Il secondo obiettivo da raggiungere per rispondere ai principali bisogni insoddisfatti delle persone affette da malattia renale cronica è l’implementazione della ricerca scientifica. “ I risultati raggiunti finora all’interno dei laboratori italiani sono molto incoraggianti – spiega il Presidente Vanacore –, soprattutto perché hanno permesso di ampliare le possibilità terapeutiche. Ma di strada da fare ce n’è ancora molta, soprattutto nell’ambito della genetica e nella sperimentazione di trapianti d’organo alternativi a quelli umani”. Il 21 marzo di quest’anno è stata divulgata la notizia del primo trapianto al mondo di un rene di maiale geneticamente modificato in un uomo di 62 anni affetto da malattia renale allo stadio terminale. “Una notizia – commenta Vanacore – che dona speranza a quanti sono in attesa di trapianto. Il tempo che un paziente con malattia renale cronica trascorre dal momento dell’iscrizione alla lista trapianti all’effettiva operazione chirurgica è ancora troppo lungo ed anche assai diversificato a seconda della Regione in cui vive”.

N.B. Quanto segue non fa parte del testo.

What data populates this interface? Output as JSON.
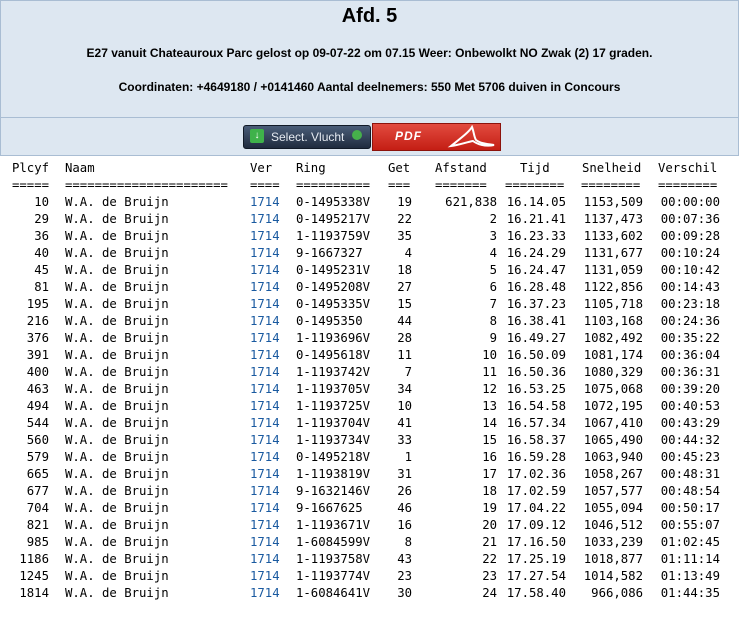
{
  "header": {
    "title": "Afd. 5",
    "line1": "E27 vanuit Chateauroux Parc gelost op 09-07-22 om 07.15 Weer: Onbewolkt NO Zwak (2) 17 graden.",
    "line2": "Coordinaten: +4649180 / +0141460 Aantal deelnemers: 550 Met 5706 duiven in Concours"
  },
  "toolbar": {
    "select_label": "Select. Vlucht",
    "pdf_label": "PDF"
  },
  "colors": {
    "header_bg": "#dde7f1",
    "link": "#1a5aa0",
    "pdf_red": "#d9261c"
  },
  "table": {
    "headers": {
      "plcyf": "Plcyf",
      "naam": "Naam",
      "ver": "Ver",
      "ring": "Ring",
      "get": "Get",
      "afstand": "Afstand",
      "tijd": "Tijd",
      "snelheid": "Snelheid",
      "verschil": "Verschil"
    },
    "separators": {
      "plcyf": "=====",
      "naam": "======================",
      "ver": "====",
      "ring": "==========",
      "get": "===",
      "afstand": "=======",
      "tijd": "========",
      "snelheid": "========",
      "verschil": "========"
    },
    "rows": [
      {
        "plcyf": "10",
        "naam": "W.A. de Bruijn",
        "ver": "1714",
        "ring": "0-1495338V",
        "get": "19",
        "afstand": "621,838",
        "tijd": "16.14.05",
        "snelheid": "1153,509",
        "verschil": "00:00:00"
      },
      {
        "plcyf": "29",
        "naam": "W.A. de Bruijn",
        "ver": "1714",
        "ring": "0-1495217V",
        "get": "22",
        "afstand": "2",
        "tijd": "16.21.41",
        "snelheid": "1137,473",
        "verschil": "00:07:36"
      },
      {
        "plcyf": "36",
        "naam": "W.A. de Bruijn",
        "ver": "1714",
        "ring": "1-1193759V",
        "get": "35",
        "afstand": "3",
        "tijd": "16.23.33",
        "snelheid": "1133,602",
        "verschil": "00:09:28"
      },
      {
        "plcyf": "40",
        "naam": "W.A. de Bruijn",
        "ver": "1714",
        "ring": "9-1667327",
        "get": "4",
        "afstand": "4",
        "tijd": "16.24.29",
        "snelheid": "1131,677",
        "verschil": "00:10:24"
      },
      {
        "plcyf": "45",
        "naam": "W.A. de Bruijn",
        "ver": "1714",
        "ring": "0-1495231V",
        "get": "18",
        "afstand": "5",
        "tijd": "16.24.47",
        "snelheid": "1131,059",
        "verschil": "00:10:42"
      },
      {
        "plcyf": "81",
        "naam": "W.A. de Bruijn",
        "ver": "1714",
        "ring": "0-1495208V",
        "get": "27",
        "afstand": "6",
        "tijd": "16.28.48",
        "snelheid": "1122,856",
        "verschil": "00:14:43"
      },
      {
        "plcyf": "195",
        "naam": "W.A. de Bruijn",
        "ver": "1714",
        "ring": "0-1495335V",
        "get": "15",
        "afstand": "7",
        "tijd": "16.37.23",
        "snelheid": "1105,718",
        "verschil": "00:23:18"
      },
      {
        "plcyf": "216",
        "naam": "W.A. de Bruijn",
        "ver": "1714",
        "ring": "0-1495350",
        "get": "44",
        "afstand": "8",
        "tijd": "16.38.41",
        "snelheid": "1103,168",
        "verschil": "00:24:36"
      },
      {
        "plcyf": "376",
        "naam": "W.A. de Bruijn",
        "ver": "1714",
        "ring": "1-1193696V",
        "get": "28",
        "afstand": "9",
        "tijd": "16.49.27",
        "snelheid": "1082,492",
        "verschil": "00:35:22"
      },
      {
        "plcyf": "391",
        "naam": "W.A. de Bruijn",
        "ver": "1714",
        "ring": "0-1495618V",
        "get": "11",
        "afstand": "10",
        "tijd": "16.50.09",
        "snelheid": "1081,174",
        "verschil": "00:36:04"
      },
      {
        "plcyf": "400",
        "naam": "W.A. de Bruijn",
        "ver": "1714",
        "ring": "1-1193742V",
        "get": "7",
        "afstand": "11",
        "tijd": "16.50.36",
        "snelheid": "1080,329",
        "verschil": "00:36:31"
      },
      {
        "plcyf": "463",
        "naam": "W.A. de Bruijn",
        "ver": "1714",
        "ring": "1-1193705V",
        "get": "34",
        "afstand": "12",
        "tijd": "16.53.25",
        "snelheid": "1075,068",
        "verschil": "00:39:20"
      },
      {
        "plcyf": "494",
        "naam": "W.A. de Bruijn",
        "ver": "1714",
        "ring": "1-1193725V",
        "get": "10",
        "afstand": "13",
        "tijd": "16.54.58",
        "snelheid": "1072,195",
        "verschil": "00:40:53"
      },
      {
        "plcyf": "544",
        "naam": "W.A. de Bruijn",
        "ver": "1714",
        "ring": "1-1193704V",
        "get": "41",
        "afstand": "14",
        "tijd": "16.57.34",
        "snelheid": "1067,410",
        "verschil": "00:43:29"
      },
      {
        "plcyf": "560",
        "naam": "W.A. de Bruijn",
        "ver": "1714",
        "ring": "1-1193734V",
        "get": "33",
        "afstand": "15",
        "tijd": "16.58.37",
        "snelheid": "1065,490",
        "verschil": "00:44:32"
      },
      {
        "plcyf": "579",
        "naam": "W.A. de Bruijn",
        "ver": "1714",
        "ring": "0-1495218V",
        "get": "1",
        "afstand": "16",
        "tijd": "16.59.28",
        "snelheid": "1063,940",
        "verschil": "00:45:23"
      },
      {
        "plcyf": "665",
        "naam": "W.A. de Bruijn",
        "ver": "1714",
        "ring": "1-1193819V",
        "get": "31",
        "afstand": "17",
        "tijd": "17.02.36",
        "snelheid": "1058,267",
        "verschil": "00:48:31"
      },
      {
        "plcyf": "677",
        "naam": "W.A. de Bruijn",
        "ver": "1714",
        "ring": "9-1632146V",
        "get": "26",
        "afstand": "18",
        "tijd": "17.02.59",
        "snelheid": "1057,577",
        "verschil": "00:48:54"
      },
      {
        "plcyf": "704",
        "naam": "W.A. de Bruijn",
        "ver": "1714",
        "ring": "9-1667625",
        "get": "46",
        "afstand": "19",
        "tijd": "17.04.22",
        "snelheid": "1055,094",
        "verschil": "00:50:17"
      },
      {
        "plcyf": "821",
        "naam": "W.A. de Bruijn",
        "ver": "1714",
        "ring": "1-1193671V",
        "get": "16",
        "afstand": "20",
        "tijd": "17.09.12",
        "snelheid": "1046,512",
        "verschil": "00:55:07"
      },
      {
        "plcyf": "985",
        "naam": "W.A. de Bruijn",
        "ver": "1714",
        "ring": "1-6084599V",
        "get": "8",
        "afstand": "21",
        "tijd": "17.16.50",
        "snelheid": "1033,239",
        "verschil": "01:02:45"
      },
      {
        "plcyf": "1186",
        "naam": "W.A. de Bruijn",
        "ver": "1714",
        "ring": "1-1193758V",
        "get": "43",
        "afstand": "22",
        "tijd": "17.25.19",
        "snelheid": "1018,877",
        "verschil": "01:11:14"
      },
      {
        "plcyf": "1245",
        "naam": "W.A. de Bruijn",
        "ver": "1714",
        "ring": "1-1193774V",
        "get": "23",
        "afstand": "23",
        "tijd": "17.27.54",
        "snelheid": "1014,582",
        "verschil": "01:13:49"
      },
      {
        "plcyf": "1814",
        "naam": "W.A. de Bruijn",
        "ver": "1714",
        "ring": "1-6084641V",
        "get": "30",
        "afstand": "24",
        "tijd": "17.58.40",
        "snelheid": "966,086",
        "verschil": "01:44:35"
      }
    ]
  }
}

Ma anche a questo, nell’attesa che la scienza migliori le prospettive degli xenotrapianti, si potrebbe porre un rapido rimedio a costo zero. “Chi soffre di questa patologia dovrebbe ricevere informazioni precise e chiare sulle possibilità di cura a breve e lungo termine, compreso il trapianto da vivente, sin dal momento della diagnosi. Questo permetterebbe di inserire i pazienti nelle liste di attesa dei trapianti prima ancora che comincino la dialisi”. Comunicare in modo più puntuale ed efficace dovrebbe essere un obiettivo da estendere a tutta la popolazione: “Parlare di malattia renale cronica anche a chi non ne è affetto significa sensibilizzare tutta la cittadinanza sull’importanza della donazione del organi. Oggi, la percentuale di coloro che si oppongono alla donazione è ancora piuttosto alta, si aggira intorno al 30%. Ma delle indagini specifiche hanno dimostrato che la maggior parte dei parenti che hanno rifiutato di donare gli organi di un proprio caro appena deceduto, potendo tornare indietro, darebbero il loro consenso. Al contrario, chi ha detto sì è rimasto dello stesso parere anche a molti mesi di distanza. La donazione degli organi è un atto d’amore incondizionato che mette in contrasto due situazioni estreme: da un lato la morte, dall’altro la possibilità di una nuova vita. Possibilità che – conclude Vanacore – nessuna persona al mondo dovrebbe vedersi negata”.